Say I want to find the multiplicative inverse of $17$ in $\mathbb{Z}_{26}$?
How to do it?
First thing to check is $\gcd(17,26)=1$ so yes they are relatively prime.
I don't really understand Euclid's algorithm to give a solution... Can anyone give an example of how to use his algorithm to find solution?

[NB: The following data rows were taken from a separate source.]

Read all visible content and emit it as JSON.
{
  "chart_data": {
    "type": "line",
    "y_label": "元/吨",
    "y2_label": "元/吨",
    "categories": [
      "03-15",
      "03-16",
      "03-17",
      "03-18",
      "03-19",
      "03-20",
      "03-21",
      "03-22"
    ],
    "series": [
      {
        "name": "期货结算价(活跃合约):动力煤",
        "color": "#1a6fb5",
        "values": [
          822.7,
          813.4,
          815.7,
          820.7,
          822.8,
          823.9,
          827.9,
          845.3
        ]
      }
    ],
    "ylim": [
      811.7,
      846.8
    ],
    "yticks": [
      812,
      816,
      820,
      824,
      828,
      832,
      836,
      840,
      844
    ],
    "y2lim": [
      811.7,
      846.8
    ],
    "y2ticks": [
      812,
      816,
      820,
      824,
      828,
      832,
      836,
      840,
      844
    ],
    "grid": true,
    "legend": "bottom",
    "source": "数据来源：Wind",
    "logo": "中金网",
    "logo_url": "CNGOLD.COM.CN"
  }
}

Can be different numbers than what I listed above- just need to see example in action.
Many thanks.
So, the algorithm goes as follows.
$$\begin{align*}26 &= 1 \cdot 17 + \color{red}9 \\ 17 &= 1 \cdot 9 + \color{red}8 \\ 9 &= 1\cdot 8 + \color{red}1. \end{align*}$$
So going back up and isolating the remainders we have $$ \color{red}1 = 9 - \color{red}8 = 9 - (17 - 9) = 2\cdot \color{red}9 - 17 = 2\cdot(26 - 17) - 17 = 2\cdot 26 - 3\cdot 17.$$
And so we find that $1 \equiv (-3)\cdot 17 \mod 26$, i.e., the inverse of $17$ is $-3 \equiv 23 \mod 26$.
Let's find $X$:
$17X \equiv 1 \pmod{26}$
$-9X \equiv 1 \pmod{26}$
$9X \equiv -1 \pmod{26}$
$27X \equiv -3 \pmod{26}$
$X \equiv -3 \pmod{26}$
Note $51=17\times 3$. Then $17*3=51\equiv(-1)\pmod{26}$. Thus $17*(-3)\equiv 1\pmod{26}$ and $-3\equiv23\pmod{26}$. Therefore $17*23\equiv 1\pmod{26}$
We can also do this using Euler's theorem and exponentiation by squaring, complexity is logarithmic over the modulus.
First calculate for powers of two, we use this later: $17^2\equiv 3, 17^4 \equiv9, 17^8\equiv 3$
Now use Euler's theorem to see : $17^{-1}\equiv17^{\varphi(26)-1}=17^{11}=17\times17^2\times17^7\equiv17\times 3\times 3\equiv 23$.